Голос, который нельзя услышать
В Бахчисарае камень желтый. Теплый даже в тени — держит солнце внутри, как долгую память.
Успенский монастырь вырублен прямо в скале, над самым ущельем Марьям-Дере: кельи, храм, лестницы — все выгрызено в мягком известняке руками, которых давно нет. Идешь снизу, по крутой тропе, мимо источника, мимо чахлых кипарисов — и стены сами вырастают из горы, будто скала решила помолиться и приняла форму.
Марина поднималась медленно. Не от усталости — от нежелания приходить хоть куда-нибудь.
Она сбежала. Не будем про то, от чего; скажем так — от человека, от города, от собственного отражения в телефоне, который она в итоге выключила и утопила в кармане. Гостевой дом при монастыре брал паломников и просто уставших. Она была вторым. Настоятелю сказала — помолиться. Соврала, конечно. Молиться она не умела. Умела только прятаться.
Вечером был молебен.
Она вошла в пещерный храм, где свечи горели тесно, как в трюме, и воздух был густой от воска и камня. И тут запел хор.

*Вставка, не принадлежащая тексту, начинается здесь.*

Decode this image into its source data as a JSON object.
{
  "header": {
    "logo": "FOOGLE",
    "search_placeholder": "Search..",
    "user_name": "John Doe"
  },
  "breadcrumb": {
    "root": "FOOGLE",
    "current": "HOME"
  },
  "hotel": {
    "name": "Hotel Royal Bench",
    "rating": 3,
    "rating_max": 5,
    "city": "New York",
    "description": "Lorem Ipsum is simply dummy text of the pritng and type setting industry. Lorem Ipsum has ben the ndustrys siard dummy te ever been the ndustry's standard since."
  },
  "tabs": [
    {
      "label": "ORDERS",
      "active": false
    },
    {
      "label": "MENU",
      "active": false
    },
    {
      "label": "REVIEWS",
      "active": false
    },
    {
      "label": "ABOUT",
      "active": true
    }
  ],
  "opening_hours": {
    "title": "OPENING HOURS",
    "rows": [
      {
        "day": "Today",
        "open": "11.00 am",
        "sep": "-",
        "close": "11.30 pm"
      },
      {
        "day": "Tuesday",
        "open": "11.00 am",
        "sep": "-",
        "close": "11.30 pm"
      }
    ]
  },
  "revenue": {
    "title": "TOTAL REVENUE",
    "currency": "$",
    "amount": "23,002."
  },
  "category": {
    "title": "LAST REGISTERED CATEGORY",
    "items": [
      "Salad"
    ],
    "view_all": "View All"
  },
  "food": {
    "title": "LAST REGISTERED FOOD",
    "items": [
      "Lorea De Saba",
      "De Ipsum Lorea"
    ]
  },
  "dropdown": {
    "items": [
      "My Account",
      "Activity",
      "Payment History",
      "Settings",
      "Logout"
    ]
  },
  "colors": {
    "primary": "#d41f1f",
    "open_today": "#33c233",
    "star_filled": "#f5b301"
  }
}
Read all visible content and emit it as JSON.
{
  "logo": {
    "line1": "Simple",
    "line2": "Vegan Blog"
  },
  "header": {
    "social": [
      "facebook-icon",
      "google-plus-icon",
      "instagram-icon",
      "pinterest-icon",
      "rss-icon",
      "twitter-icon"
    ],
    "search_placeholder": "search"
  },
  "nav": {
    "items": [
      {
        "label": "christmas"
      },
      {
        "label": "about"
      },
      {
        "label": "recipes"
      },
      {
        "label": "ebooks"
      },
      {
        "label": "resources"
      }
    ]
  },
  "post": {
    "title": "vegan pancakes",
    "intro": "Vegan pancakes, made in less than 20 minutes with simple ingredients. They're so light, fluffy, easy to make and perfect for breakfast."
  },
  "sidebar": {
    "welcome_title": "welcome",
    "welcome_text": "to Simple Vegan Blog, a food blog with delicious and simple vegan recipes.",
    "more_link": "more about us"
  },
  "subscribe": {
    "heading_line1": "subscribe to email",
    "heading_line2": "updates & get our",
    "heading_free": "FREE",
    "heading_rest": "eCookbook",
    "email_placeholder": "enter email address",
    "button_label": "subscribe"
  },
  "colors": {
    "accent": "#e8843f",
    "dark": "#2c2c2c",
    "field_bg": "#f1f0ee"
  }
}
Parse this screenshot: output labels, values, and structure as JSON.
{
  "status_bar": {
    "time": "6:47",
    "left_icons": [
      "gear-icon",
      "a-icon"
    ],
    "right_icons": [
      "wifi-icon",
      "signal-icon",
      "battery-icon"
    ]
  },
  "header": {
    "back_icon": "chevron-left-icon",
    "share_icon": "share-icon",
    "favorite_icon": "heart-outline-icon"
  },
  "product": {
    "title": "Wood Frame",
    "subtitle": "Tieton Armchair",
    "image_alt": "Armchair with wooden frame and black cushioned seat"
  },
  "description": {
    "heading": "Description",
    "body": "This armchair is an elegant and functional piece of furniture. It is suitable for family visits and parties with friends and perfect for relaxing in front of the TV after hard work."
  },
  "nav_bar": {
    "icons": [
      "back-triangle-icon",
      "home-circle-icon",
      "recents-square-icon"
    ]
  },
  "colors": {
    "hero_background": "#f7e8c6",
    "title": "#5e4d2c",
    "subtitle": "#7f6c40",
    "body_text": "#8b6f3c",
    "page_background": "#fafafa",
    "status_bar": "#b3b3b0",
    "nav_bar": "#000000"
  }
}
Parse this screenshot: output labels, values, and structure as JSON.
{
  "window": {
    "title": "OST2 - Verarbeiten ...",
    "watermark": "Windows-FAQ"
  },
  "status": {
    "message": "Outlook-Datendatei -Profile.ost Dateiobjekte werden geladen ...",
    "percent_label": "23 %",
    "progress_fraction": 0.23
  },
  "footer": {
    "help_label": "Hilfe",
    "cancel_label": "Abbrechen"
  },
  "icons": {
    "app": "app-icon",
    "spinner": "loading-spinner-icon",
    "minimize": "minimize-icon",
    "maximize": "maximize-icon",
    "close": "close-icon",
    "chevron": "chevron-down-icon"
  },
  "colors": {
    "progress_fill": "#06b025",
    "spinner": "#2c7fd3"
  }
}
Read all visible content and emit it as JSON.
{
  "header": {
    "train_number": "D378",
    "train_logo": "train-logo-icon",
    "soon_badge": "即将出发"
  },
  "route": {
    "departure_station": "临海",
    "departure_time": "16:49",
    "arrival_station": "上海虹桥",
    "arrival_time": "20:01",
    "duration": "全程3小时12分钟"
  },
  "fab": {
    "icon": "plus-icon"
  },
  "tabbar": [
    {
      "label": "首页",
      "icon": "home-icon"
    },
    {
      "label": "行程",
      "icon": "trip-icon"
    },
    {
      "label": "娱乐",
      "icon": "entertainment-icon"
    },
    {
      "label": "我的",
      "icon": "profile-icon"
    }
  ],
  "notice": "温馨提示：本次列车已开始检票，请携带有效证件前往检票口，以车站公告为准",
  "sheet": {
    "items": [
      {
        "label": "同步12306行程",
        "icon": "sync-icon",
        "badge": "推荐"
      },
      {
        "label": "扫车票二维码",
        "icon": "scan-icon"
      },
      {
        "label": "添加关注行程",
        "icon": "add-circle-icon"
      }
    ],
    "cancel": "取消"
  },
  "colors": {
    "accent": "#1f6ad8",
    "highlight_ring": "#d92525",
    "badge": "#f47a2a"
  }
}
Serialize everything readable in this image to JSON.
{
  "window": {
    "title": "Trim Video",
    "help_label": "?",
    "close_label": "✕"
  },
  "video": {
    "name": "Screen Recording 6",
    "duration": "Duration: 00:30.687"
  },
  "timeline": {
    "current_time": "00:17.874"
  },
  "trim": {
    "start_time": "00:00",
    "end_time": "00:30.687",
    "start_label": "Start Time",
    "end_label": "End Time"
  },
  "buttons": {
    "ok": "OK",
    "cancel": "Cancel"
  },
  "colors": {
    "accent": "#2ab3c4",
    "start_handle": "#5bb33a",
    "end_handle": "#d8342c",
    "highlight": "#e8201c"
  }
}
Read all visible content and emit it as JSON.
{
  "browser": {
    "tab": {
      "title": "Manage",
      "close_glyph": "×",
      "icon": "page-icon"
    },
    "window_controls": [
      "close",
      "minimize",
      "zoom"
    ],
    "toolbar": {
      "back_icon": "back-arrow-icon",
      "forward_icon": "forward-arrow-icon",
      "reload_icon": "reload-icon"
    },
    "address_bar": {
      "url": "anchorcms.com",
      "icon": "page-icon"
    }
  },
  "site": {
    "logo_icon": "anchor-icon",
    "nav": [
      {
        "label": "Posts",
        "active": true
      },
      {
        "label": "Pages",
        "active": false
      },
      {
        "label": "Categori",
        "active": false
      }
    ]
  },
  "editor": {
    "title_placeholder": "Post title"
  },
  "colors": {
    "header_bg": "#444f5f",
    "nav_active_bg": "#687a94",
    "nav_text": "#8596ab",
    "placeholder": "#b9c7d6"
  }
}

А потом — один голос поверх хора.
Низкий. Темный. Он шел будто не из горла, а из самой скалы — из ее желтой теплой толщи, из тех столетий, что она копила солнце. Марина стояла, вцепившись в холодный камень стены, и по спине бежал ток, мелкими злыми искрами, до самых пяток. Она даже не понимала слов. Слова тут были ни при чем.
Она нашла его глазами. Иеромонах, лет тридцати пяти, черная борода, лицо аскета — из тех лиц, что кажутся вырезанными, а не рожденными. Пел он с закрытыми глазами. И хорошо, что с закрытыми. Потому что если бы открыл — она бы, наверное, отвернулась. Или нет.
*
Его звали отец Никон.
Она узнала это случайно — от старушки-паломницы, которая знала про монастырь все и еще немного сверху. «Голосистый, — вздохнула старуха с непонятным осуждением. — До монастыря, сказывают, в опере пел. В Питере. Бросил. Ушел сюда, в камень.»
В камень.
Марина стала ходить на все службы. Врала себе, что от скуки. Стояла в углу, у выхода, откуда виден был его профиль, и слушала, как этот голос заполняет пещеру до отказа, до последней трещины в потолке.
Он ее заметил. Не мог не — она была тут единственным чужим лицом. Однажды после вечерни, когда народ схлынул к источнику, он остановился рядом. Не близко. На положенном расстоянии.
— Вы каждый день, — сказал он. Голос без пения был тише, но все та же темная нота в нем дрожала. — Это хорошо.
— Я не за тем, за чем вы думаете.
— Я и не думаю. — Пауза. — Люди приходят в камень по одной причине. Их что-то гонит.
— А вас что?
Он посмотрел на нее. Долго. Свеча у иконы напротив трещала, и по его лицу ходили красноватые тени.
— Меня гнало то же, что вас, — сказал он наконец. — Просто раньше.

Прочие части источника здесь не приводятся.